However, this may not always be the best decision. There are a variety of factors that come into play, both in the short-term and over the long-term which need to be considered at the outset, before you tie up all your money in a property.

Let’s take a look at the pros and cons of paying cash for a house, so that you can determine if this is the right choice for your personal situation.

Advantages of paying cash for a home

There are some great benefits to paying cash for a home, that go beyond owning the home outright with no debt. We’ll outline some of the most important ones below.

Faster deal closing

The mortgage application process can be lengthy, and pre-approval is required before you can make an offer on a home. Buying a house with cash means that you will save a lot of time and be able to speed up the deal closing and lower closing costs because you won’t need to go through the mortgage process. This also allows you to capitalize quickly on real estate investing opportunities that arise, without having to wait for loan approval first.

Save money

Paying cash for a house means that you won’t need to take out a loan and pay it off, which includes paying interest, lender fees and closing costs. This interest means that you’re paying more for the house than the purchase price, which means that you can save thousands of dollars by avoiding this extra cost.

Aside from the interest, you also won’t need to pay the other costs associated with mortgages or loans, such as application fees, underwriting and legal costs. This is a big saving of 5% or more of the value of the home, and this money can be invested into the home itself instead.

Lower purchase price

Sellers will often give cash buyers a discount on the price of a home because it lowers the risk for them, and the sale can go through much faster. This discount can be a huge saving for those who are buying a house cash.

Beat the competition

Paying cash for a home often ensures that the sale goes to the cash buyer, as sellers are often more inclined to take a cash offer over other offers that are hinging on mortgages. Cash buyers can end bidding wars easily as housing inventory remains low and sellers are likely to choose a cash buyer ahead of those needing a loan.

Peace of mind

Those who have purchased a home with cash don’t need to worry about making loan payments every month. Which means that if an unforeseen circumstance arose, such as a loss of employment, they would have peace of mind that their home belongs to them, and they don’t need to face defaulting on a mortgage payment and the resulting foreclosure.

Immediate home equity

Owning your home 100% from the start gives you many options. You can tap into your home equity at a later stage to finance other projects such as home improvements or big repairs. This means that you automatically have a place to draw funds from easily, should you need to in the future.

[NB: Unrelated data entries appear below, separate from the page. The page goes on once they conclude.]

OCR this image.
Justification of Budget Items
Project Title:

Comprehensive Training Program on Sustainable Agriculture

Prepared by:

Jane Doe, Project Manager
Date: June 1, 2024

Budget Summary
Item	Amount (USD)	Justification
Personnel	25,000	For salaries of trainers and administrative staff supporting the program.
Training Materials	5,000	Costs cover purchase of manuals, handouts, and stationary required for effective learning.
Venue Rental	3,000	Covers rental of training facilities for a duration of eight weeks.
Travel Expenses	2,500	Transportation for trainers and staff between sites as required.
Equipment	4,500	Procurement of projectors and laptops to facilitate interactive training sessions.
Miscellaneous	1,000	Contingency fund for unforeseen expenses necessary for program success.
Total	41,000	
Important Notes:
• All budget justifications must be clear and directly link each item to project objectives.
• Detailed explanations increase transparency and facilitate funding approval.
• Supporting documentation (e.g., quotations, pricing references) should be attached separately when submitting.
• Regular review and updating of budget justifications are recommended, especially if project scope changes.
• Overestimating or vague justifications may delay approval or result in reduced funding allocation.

No private mortgage insurance

Buying a home all cash means that you won’t need to pay private mortgage insurance (PMI). This is a significant cost that comes with mortgages if you aren’t able to pay at least 20% down payment. The PMI cost can be over $1,000 per year, so this is a large saving for homeowners.

Disadvantages of buying a house with cash

Buying a house with cash isn’t all good, there are some drawbacks to consider which may change your mind on this. Bear in mind the following disadvantages to this, before you pay for a house with cash.

Illiquid asset

Something to bear in mind for those putting most of their money into buying a home is that real estate is an illiquid asset. So, the money that is tied up in a property cannot be accessed quickly. Homeowners will need to either sell the house or tap into their home equity with a loan, HELOC or other method. None of these options are quick, and homeowners who run into financial difficulty may not be able to get their funds at short notice.

Lower returns

Investing a large sum of money into a home may result in lower returns than paying off a mortgage and investing the rest of the money elsewhere. This means that you could lose out on other investment opportunities that may arise in the future as well, if all your funds are tied up in a property.

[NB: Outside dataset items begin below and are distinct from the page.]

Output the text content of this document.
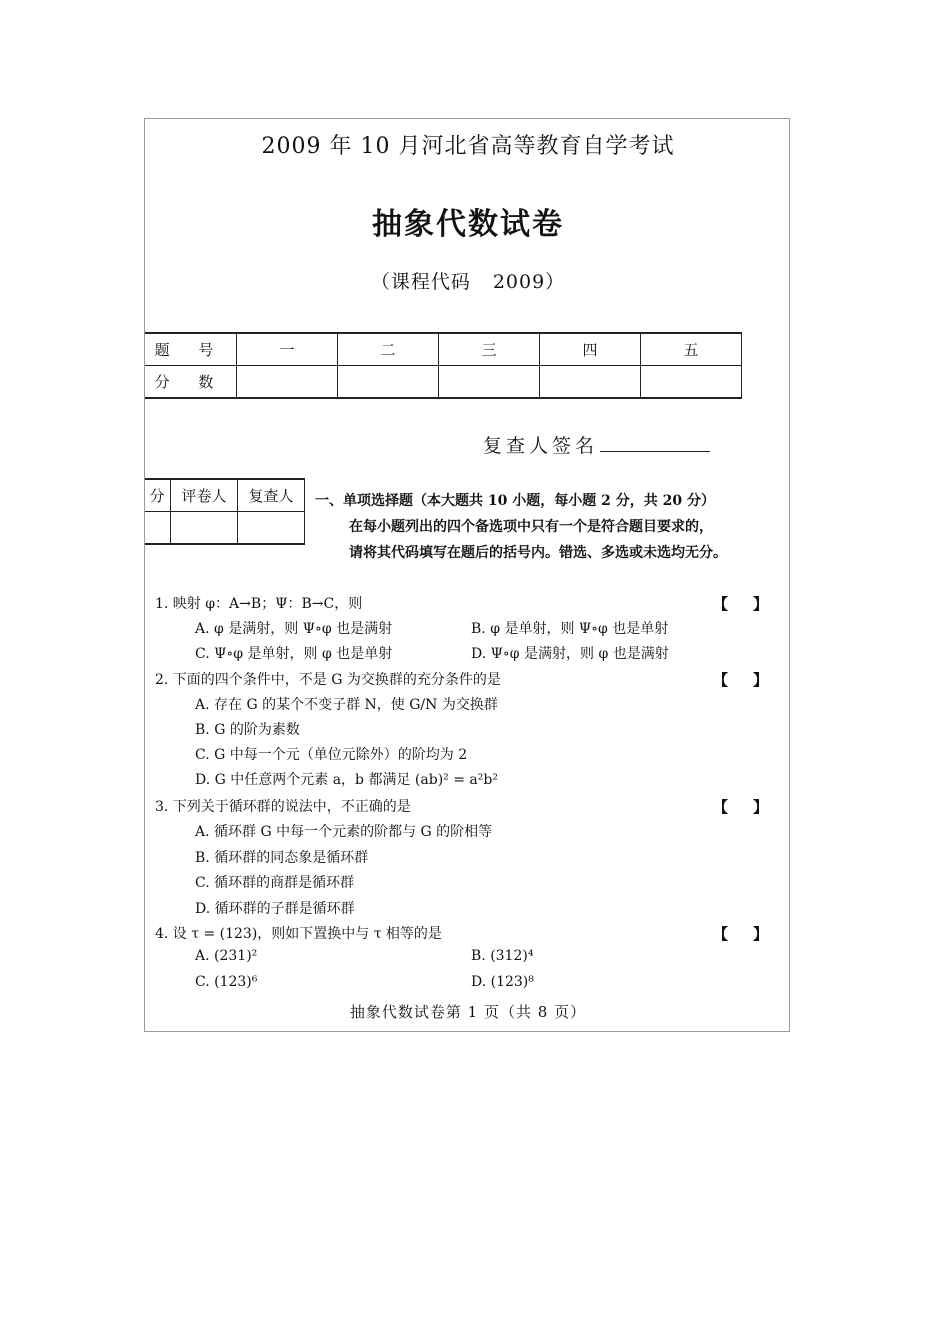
2009 年 10 月河北省高等教育自学考试
抽象代数试卷
（课程代码 2009）
题 号	一	二	三	四	五
分 数					
复查人签名
分	评卷人	复查人
		一、单项选择题（本大题共 10 小题，每小题 2 分，共 20 分）
在每小题列出的四个备选项中只有一个是符合题目要求的，
请将其代码填写在题后的括号内。错选、多选或未选均无分。
1. 映射 φ：A→B；Ψ：B→C，则	【 】
A. φ 是满射，则 Ψ∘φ 也是满射	B. φ 是单射，则 Ψ∘φ 也是单射
C. Ψ∘φ 是单射，则 φ 也是单射	D. Ψ∘φ 是满射，则 φ 也是满射
2. 下面的四个条件中，不是 G 为交换群的充分条件的是	【 】
A. 存在 G 的某个不变子群 N，使 G/N 为交换群
B. G 的阶为素数
C. G 中每一个元（单位元除外）的阶均为 2
D. G 中任意两个元素 a，b 都满足 (ab)² = a²b²
3. 下列关于循环群的说法中，不正确的是	【 】
A. 循环群 G 中每一个元素的阶都与 G 的阶相等
B. 循环群的同态象是循环群
C. 循环群的商群是循环群
D. 循环群的子群是循环群
4. 设 τ = (123)，则如下置换中与 τ 相等的是	【 】
A. (231)²	B. (312)⁴
C. (123)⁶	D. (123)⁸
抽象代数试卷第 1 页（共 8 页）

No mortgage interest tax deduction

One of the benefits to having a mortgage is that you can deduct mortgage interest from your tax and taxable income. This can be a way to cut your taxes down by thousands of dollars. Buying a home all cash means that you’ll miss out on any mortgage tax deductions.

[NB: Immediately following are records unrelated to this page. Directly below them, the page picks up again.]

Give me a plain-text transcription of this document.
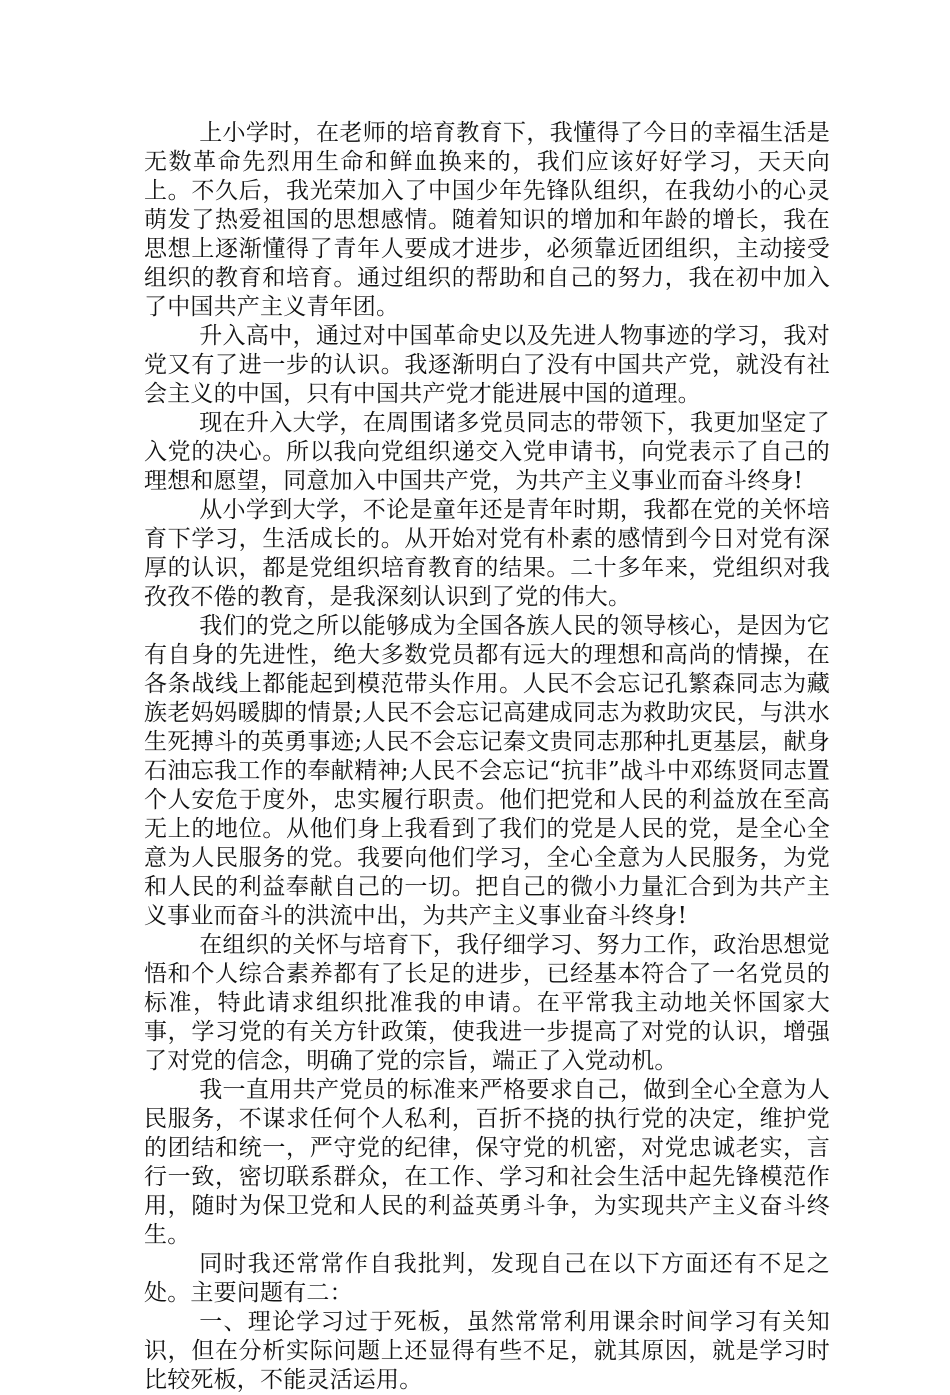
上小学时，在老师的培育教育下，我懂得了今日的幸福生活是无数革命先烈用生命和鲜血换来的，我们应该好好学习，天天向上。不久后，我光荣加入了中国少年先锋队组织，在我幼小的心灵萌发了热爱祖国的思想感情。随着知识的增加和年龄的增长，我在思想上逐渐懂得了青年人要成才进步，必须靠近团组织，主动接受组织的教育和培育。通过组织的帮助和自己的努力，我在初中加入了中国共产主义青年团。

升入高中，通过对中国革命史以及先进人物事迹的学习，我对党又有了进一步的认识。我逐渐明白了没有中国共产党，就没有社会主义的中国，只有中国共产党才能进展中国的道理。

现在升入大学，在周围诸多党员同志的带领下，我更加坚定了入党的决心。所以我向党组织递交入党申请书，向党表示了自己的理想和愿望，同意加入中国共产党，为共产主义事业而奋斗终身!

从小学到大学，不论是童年还是青年时期，我都在党的关怀培育下学习，生活成长的。从开始对党有朴素的感情到今日对党有深厚的认识，都是党组织培育教育的结果。二十多年来，党组织对我孜孜不倦的教育，是我深刻认识到了党的伟大。

我们的党之所以能够成为全国各族人民的领导核心，是因为它有自身的先进性，绝大多数党员都有远大的理想和高尚的情操，在各条战线上都能起到模范带头作用。人民不会忘记孔繁森同志为藏族老妈妈暖脚的情景;人民不会忘记高建成同志为救助灾民，与洪水生死搏斗的英勇事迹;人民不会忘记秦文贵同志那种扎更基层，献身石油忘我工作的奉献精神;人民不会忘记“抗非”战斗中邓练贤同志置个人安危于度外，忠实履行职责。他们把党和人民的利益放在至高无上的地位。从他们身上我看到了我们的党是人民的党，是全心全意为人民服务的党。我要向他们学习，全心全意为人民服务，为党和人民的利益奉献自己的一切。把自己的微小力量汇合到为共产主义事业而奋斗的洪流中出，为共产主义事业奋斗终身!

在组织的关怀与培育下，我仔细学习、努力工作，政治思想觉悟和个人综合素养都有了长足的进步，已经基本符合了一名党员的标准，特此请求组织批准我的申请。在平常我主动地关怀国家大事，学习党的有关方针政策，使我进一步提高了对党的认识，增强了对党的信念，明确了党的宗旨，端正了入党动机。

我一直用共产党员的标准来严格要求自己，做到全心全意为人民服务，不谋求任何个人私利，百折不挠的执行党的决定，维护党的团结和统一，严守党的纪律，保守党的机密，对党忠诚老实，言行一致，密切联系群众，在工作、学习和社会生活中起先锋模范作用，随时为保卫党和人民的利益英勇斗争，为实现共产主义奋斗终生。

同时我还常常作自我批判，发现自己在以下方面还有不足之处。主要问题有二：

一、理论学习过于死板，虽然常常利用课余时间学习有关知识，但在分析实际问题上还显得有些不足，就其原因，就是学习时比较死板，不能灵活运用。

Home ownership costs remain

The cost of buying and owning a home includes maintenance work, purchase costs beyond the price of the house, and any unexpected repairs. There are also the utilities, property taxes, insurance and so on. So, while the house may be paid for, the other costs remain and need to be factored in each month.

Don’t bank on a discount

While cash buyers often get discounts on the purchase price of homes, this isn’t guaranteed and you could end up paying cash for the home and not getting the discount. It all depends on the housing inventory, the local real estate market and the seller.

No forced saving

People who buy homes cash may not save as much as those who have a mortgage and are essentially forced to save by adding equity into their home every month. Without being in the habit of putting money into an asset each month, cash buyers may be less likely to save money.

Buying a house with cash vs mortgage

When faced with the choice of buying a house cash or getting a mortgage, some people might think the obvious choice would be to avoid getting into debt and just use cash. However, this may not be the best option for everyone. Let’s take a look at some of the major differences between buying a house cash or getting a mortgage.

Paying cash for a house

  1. Immediate home ownership with no debt.
  2. No monthly mortgage payment, interest payments or closing costs.
  3. Tax benefits cannot be used to get deductions without a mortgage.
  4. Important to have enough money to cover the costs of owning a home (these include maintenance, utilities, repairs and so on).
  5. Cash offers are often accepted quicker by sellers who lean towards a guaranteed sale and may even offer a discount. The entire sale will go quicker.
  6. Real estate is an illiquid asset so having all your money tied up in a property could be difficult if you ran into financial trouble.
  7. For those who need a quick sale, who want to skip closing costs, beat the competition and wish to lower their long-term costs, buying a house with cash may the best financial solution. 

Getting a mortgage

  1. Full asset ownership is only achieved once the mortgage is paid off. Until then, any defaults on mortgage payments can lead to home foreclosure.
  2. Monthly mortgage payments must be budgeted for, and you’ll be paying more for the home thanks to the interest.
  3. Mortgage interest can be deducted from your tax.
  4. Less money is spent on purchasing the home, which means some can be set aside for monthly homeownership costs.
  5. Buyers who make a home purchase with a mortgage don’t usually get a discount, and the sale will take longer due to the mortgage process.
  6. Taking a mortgage allows a buyer to keep some of their cash aside in a savings account, or in other liquid assets where they can access it easily.
  7. For those who need to use their money for other purposes and cannot have it tied up in a property, want to reduce their tax, and need to build credit, then paying off a mortgage may be the best option for their home purchase.

Final thoughts - Should you pay cash for a home?

This is a personal decision that hinges on each buyer’s individual financial situation. For young buyers, it sometimes makes sense to take out a fixed-interest mortgage. For older buyers who are looking towards retirement, having less debt may be the better option, so buying a home with cash could be the solution.

In other words, paying cash for a home can be a good financial decision for some, but not for others. Consider your financial situation, how much risk you’re willing to take, the stage of your life, how quickly you need the sale to happen and what a financial advisor thinks. This will help you decide which route is best for you.